Probing Cosmic Magnetism with Rotation Measure-Squared-Galaxy Cross-Correlations

TL;DR

This paper introduces a novel cross-correlation method between squared Faraday rotation measures and galaxy density to probe cosmic magnetic fields, enabling contamination-free, tomographic analysis across cosmic history.

Contribution

It proposes a new statistical estimator for cosmic magnetic fields using RM squared and galaxy cross-correlations, modeled with simulations and analytic predictions.

Findings

Estimator avoids contamination and noise bias.

Forecasts indicate high significance detection with current and future surveys.

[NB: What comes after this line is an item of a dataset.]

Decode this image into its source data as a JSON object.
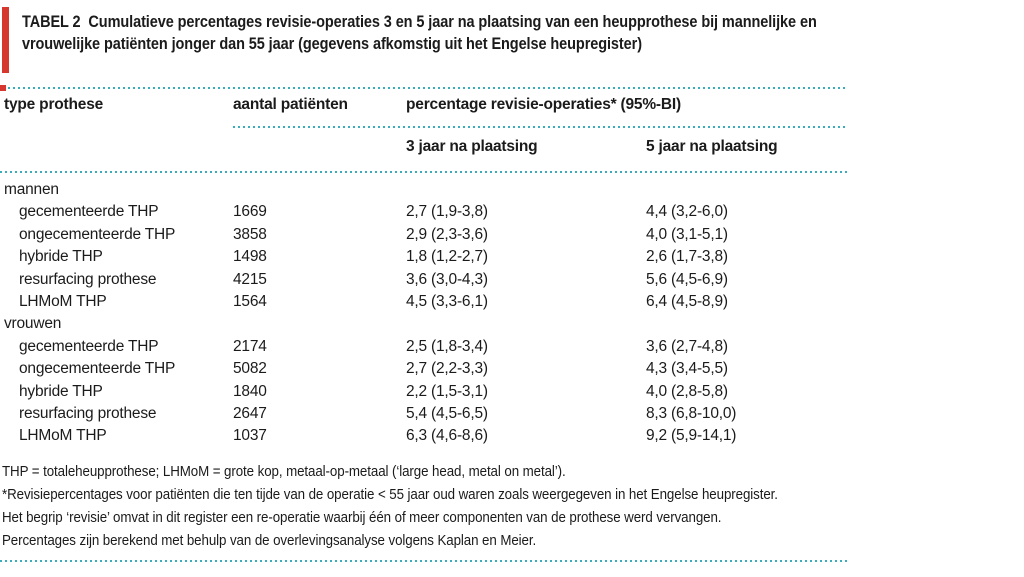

Reveals magnetic field evolution driven by dynamo processes and outflows.

Abstract

We present a new approach for extracting information about cosmic magnetic fields using cross-correlations between extragalactic Faraday rotation measure (RM) catalogs and galaxy surveys. Specifically, we propose measuring the two-point cross-correlation between RM squared, ${\rm RM}^2$, towards background sources and the projected density field of foreground galaxies, $\langle {\rm RM}^2 \times {\rm g} \rangle$, as a function of transverse separation. This statistic is analogous to the ''projected fields'' estimator used for the kinetic Sunyaev-Zel'dovich (kSZ) effect, $\langle {\rm kSZ}^2 \times {\rm g} \rangle$. Our estimator avoids contamination, and is also free from the noise bias that arises when correlating the absolute value of the RMs with galaxies. Moreover, by binning in foreground galaxy redshifts, $\langle {\rm RM}^2 \times {\rm g} \rangle$ enables a tomographic reconstruction of the redshift evolution of large-scale cosmic magnetic fields. We model this statistic using the Illustris-TNG cosmological magnetohydrodynamic simulations and compare with approximate analytic predictions. We show that $\langle {\rm RM}^2 \times {\rm g} \rangle$ can be related to a bispectrum involving two copies of the electron-density--weighted magnetic field strength and one of the galaxy overdensity. In Illustris-TNG, the effective field strength is primarily set by the magnetic field amplitudes within the inner regions of galaxy-hosting dark matter halos. It increases towards low redshift, driven by dynamo amplification and magnetized outflows. Our forecasts suggest that $\langle {\rm RM}^2 \times {\rm g} \rangle$ is detectable at high significance with current galaxy surveys and future RM catalogs from the SKA, offering a tomographic probe of large-scale magnetic fields across cosmic time.